The anticariogenic properties of cheese have been well studied and several mechanisms have been suggested to explain how cheese helps to protect our teeth:
- Studies have found that consuming cheese may help to reduce damaging increases in acidity of plaque surrounding teeth.
- Cheese delivers large amounts of calcium and phosphorous to the mouth which helps to replace the minerals lost through acidic damage (demineralisation).
- Consumption of cheese is thought to help promote the deposition of minerals such as calcium and phosphorous in teeth (remineralisation) and to increase the strength of tooth enamel.
- Studies have found that consuming cheese either alone or as part of a cooked, mixed meal, increases the concentration of calcium in the plaque around our teeth. This helps to reduce and replace the calcium lost when teeth come under attack from acids produced in the mouth. It has been shown that eating cheese after repeated consumption of acidic drinks can return the levels of calcium in the plaque to pre-drink levels.
- Cheese causes us to produce more saliva in the mouth which helps to clear food and reduce the amount of sugar present for fermentation and acid production by mouth bacteria. Saliva also helps to neutralise the acid that is formed, and can help to inhibit the action of plaque bacteria helping to reduce acid production and damage.
- As with milk, the casein present in cheese helps to protect tooth enamel by forming a thin film, on the tooth surface which prevents damage.
Therefore, encouraging people to consume cheese in-between, with or after meals and sugary drinks/snacks may help to prevent tooth decay.
Lactose maldigestion or intolerance describes a reduced ability to digest the milk sugar - lactose - due to low levels of the enzyme, lactase, in the gut.
In people who have this condition, consumption of certain amounts of lactose tends to produce symptoms such as bloating, production of gas, stomach cramps and diarrhoea which can be painful and unpleasant.
For this reason dairy products are often avoided by this section of the population and this can compromise requirements for nutrients such as calcium and phosphorous towards which dairy products make a significant dietary contribution.
Evidence has shown that regular consumption of small amounts of dairy foods such as milk, as part of a meal, can be well tolerated and may even improve symptoms.
However, as previously mentioned cheese has particularly low lactose content compared with other dairy foods.

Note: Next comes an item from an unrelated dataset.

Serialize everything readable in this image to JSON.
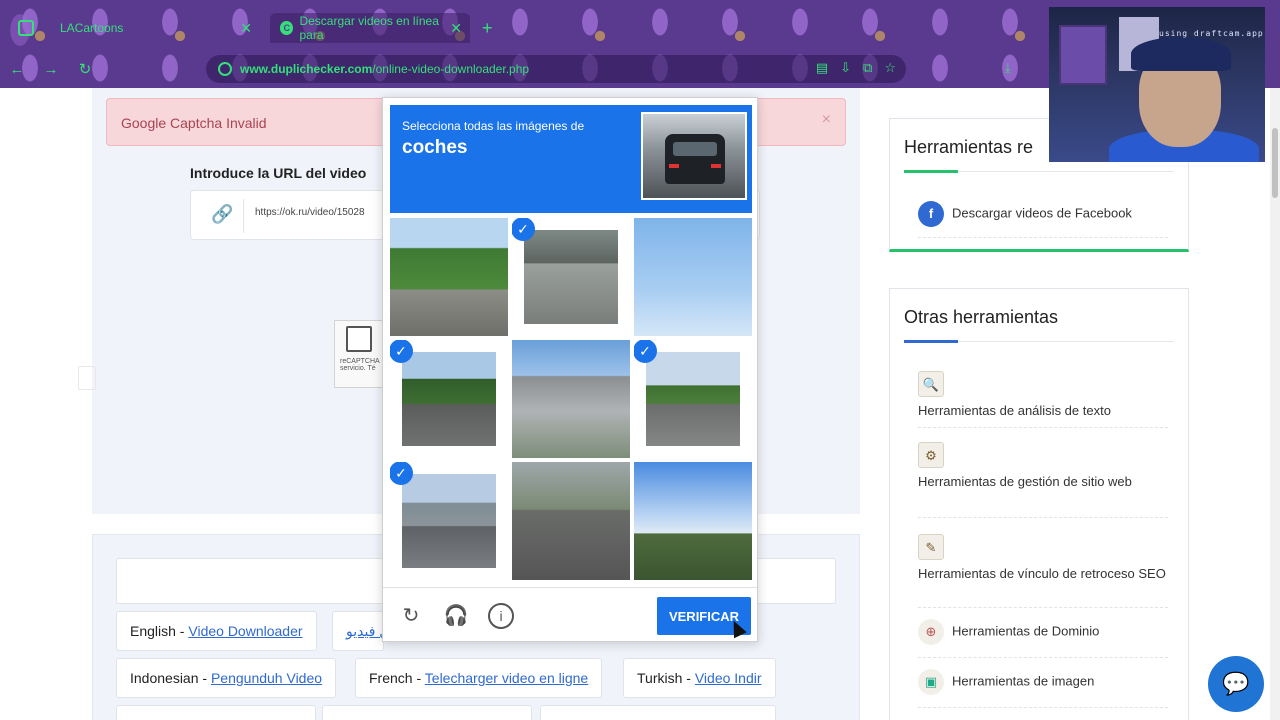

It is therefore well tolerated by those who suffer with lactose maldigestion or lactose intolerance and provides them with the nutrients in dairy foods.
Concern has been raised in the past over possible links between intake cheese and increased risk of constipation.
However there is no scientific evidence to support this belief and several studies show that intake of cheese has no effect on intestinal function.